Incampo Francesca, Carrieri Cosimo, Galasso Rita, Marino Renato, Ettorre Cosimo P, Semeraro Nicola, Colucci Mario
Department of Biomedical Sciences and Human Oncology, Aldo Moro University, Bari, Italy.
Thrombosis and Haemophilia Center, Policlinico, Bari, Italy.
Thromb Res. 2014 Apr;133(4):634-9. doi: 10.1016/j.thromres.2013.12.035. Epub 2014 Jan 4.
Treatment with vitamin K antagonists (VKA) reduces fibrinolytic resistance through the inhibition of thrombin-mediated activation of thrombin activatable fibrinolysis inhibitor (TAFI). Because low-molecular weight heparin (LMWH) is co-administered with VKA during initiation of anticoagulant treatment, we evaluated the effect of dual anticoagulation on fibrinolytic resistance.

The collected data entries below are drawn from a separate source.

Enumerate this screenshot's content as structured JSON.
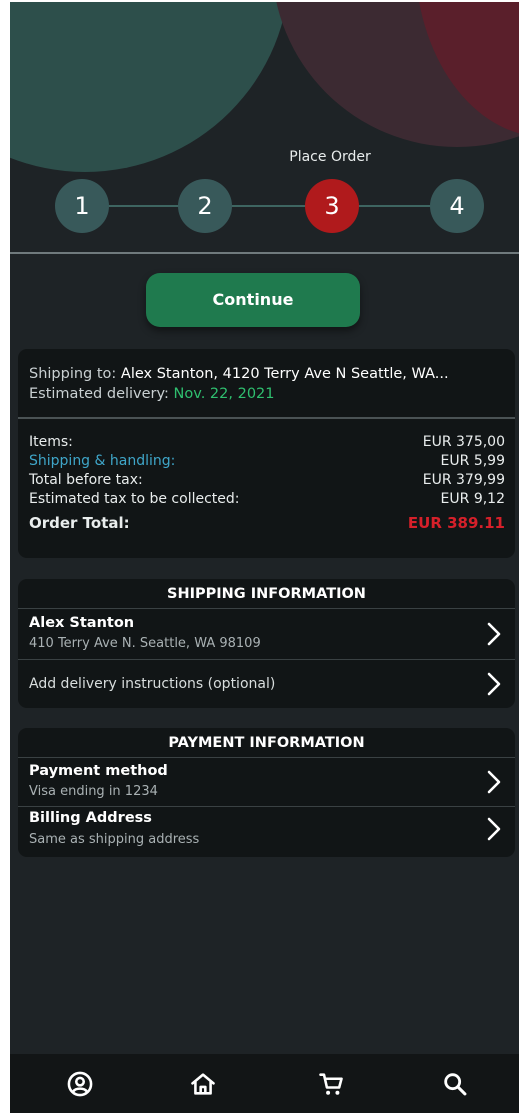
{
  "stepper": {
    "label": "Place Order",
    "steps": [
      {
        "number": "1",
        "active": false
      },
      {
        "number": "2",
        "active": false
      },
      {
        "number": "3",
        "active": true
      },
      {
        "number": "4",
        "active": false
      }
    ]
  },
  "continue_label": "Continue",
  "summary": {
    "shipping_to_label": "Shipping to:",
    "shipping_to_value": "Alex Stanton, 4120 Terry Ave N Seattle, WA...",
    "estimated_delivery_label": "Estimated delivery:",
    "estimated_delivery_value": "Nov. 22, 2021",
    "lines": [
      {
        "label": "Items:",
        "amount": "EUR 375,00"
      },
      {
        "label": "Shipping & handling:",
        "amount": "EUR 5,99"
      },
      {
        "label": "Total before tax:",
        "amount": "EUR 379,99"
      },
      {
        "label": "Estimated tax to be collected:",
        "amount": "EUR 9,12"
      }
    ],
    "order_total_label": "Order Total:",
    "order_total_amount": "EUR 389.11"
  },
  "shipping_info": {
    "title": "SHIPPING INFORMATION",
    "name": "Alex Stanton",
    "address": "410 Terry Ave N. Seattle, WA 98109",
    "delivery_instructions": "Add delivery instructions (optional)"
  },
  "payment_info": {
    "title": "PAYMENT INFORMATION",
    "method_title": "Payment method",
    "method_value": "Visa ending in 1234",
    "billing_title": "Billing Address",
    "billing_value": "Same as shipping address"
  },
  "nav": {
    "items": [
      {
        "icon": "account-icon"
      },
      {
        "icon": "home-icon"
      },
      {
        "icon": "cart-icon"
      },
      {
        "icon": "search-icon"
      }
    ]
  },
  "colors": {
    "background": "#1e2326",
    "card": "#111516",
    "step": "#38595a",
    "step_active": "#b01a1c",
    "continue": "#1f7a4e",
    "delivery_date": "#2fbf6f",
    "shipping_link": "#3fa6c9",
    "order_total": "#d6202a"
  }
}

Two groups of patients were studied: 1) patients on stable warfarin; 2) patients starting oral anticoagulant therapy, who were evaluated during dual anticoagulation and after enoxaparin withdrawal. Only samples with an INR between 2 and 3 were compared. The resistance of clots to t-PA-induced fibrinolysis was evaluated in blood and plasma by thromboelastography (TEG) and turbidimetry, respectively.
In patients on dual anticoagulation, blood fibrinolysis time (TEG) was significantly shorter than in patients on warfarin alone and significantly correlated with LMWH level. The profibrinolytic effect was partly ascribable to a reduction of thrombin-dependent TAFI activation: 1) thrombin and TAFIa generation were significantly reduced by dual anticoagulation; 2) the addition of enoxaparin to warfarin-blood reduced TAFI-mediated fibrinolysis inhibition. Patients on dual anticoagulation also displayed a reduction in clot strength, a phenomenon known to reduce fibrinolytic resistance. The profibrinolytic effect of LMWH co-administration was not seen in plasma, likely because TAFIa generation was below the threshold required to inhibit fibrinolysis.
Co-administration of LMWH in patients under VKA reduces the fibrinolytic resistance of blood clots via TAFI-dependent and TAFI-independent mechanisms. Further studies are warranted to assess the clinical implications of these findings.
维生素K拮抗剂(VKA)治疗通过抑制凝血酶介导的凝血酶激活纤溶抑制物(TAFI)的活化来降低纤维蛋白溶解抵抗。由于在抗凝治疗起始阶段低分子量肝素(LMWH)与VKA联合使用,我们评估了双重抗凝对纤维蛋白溶解抵抗的影响。
研究了两组患者:1)服用华法林稳定的患者;2)开始口服抗凝治疗的患者,在双重抗凝期间及依诺肝素撤药后进行评估。仅比较国际标准化比值(INR)在2至3之间的样本。分别通过血栓弹力图(TEG)和比浊法在血液和血浆中评估凝块对组织型纤溶酶原激活剂(t-PA)诱导的纤维蛋白溶解的抵抗。
在接受双重抗凝的患者中,血液纤维蛋白溶解时间(TEG)显著短于仅服用华法林的患者,且与LMWH水平显著相关。促纤溶作用部分归因于凝血酶依赖性TAFI活化的降低:1)双重抗凝显著降低了凝血酶和TAFIa的生成;2)在华法林处理的血液中添加依诺肝素可降低TAFI介导的纤维蛋白溶解抑制作用。接受双重抗凝的患者还表现出凝块强度降低,这是一种已知可降低纤维蛋白溶解抵抗的现象。在血浆中未观察到LMWH联合使用的促纤溶作用,可能是因为TAFIa的生成低于抑制纤维蛋白溶解所需的阈值。
VKA治疗的患者联合使用LMWH通过依赖TAFI和不依赖TAFI的机制降低血凝块的纤维蛋白溶解抵抗。有必要进一步研究以评估这些发现的临床意义。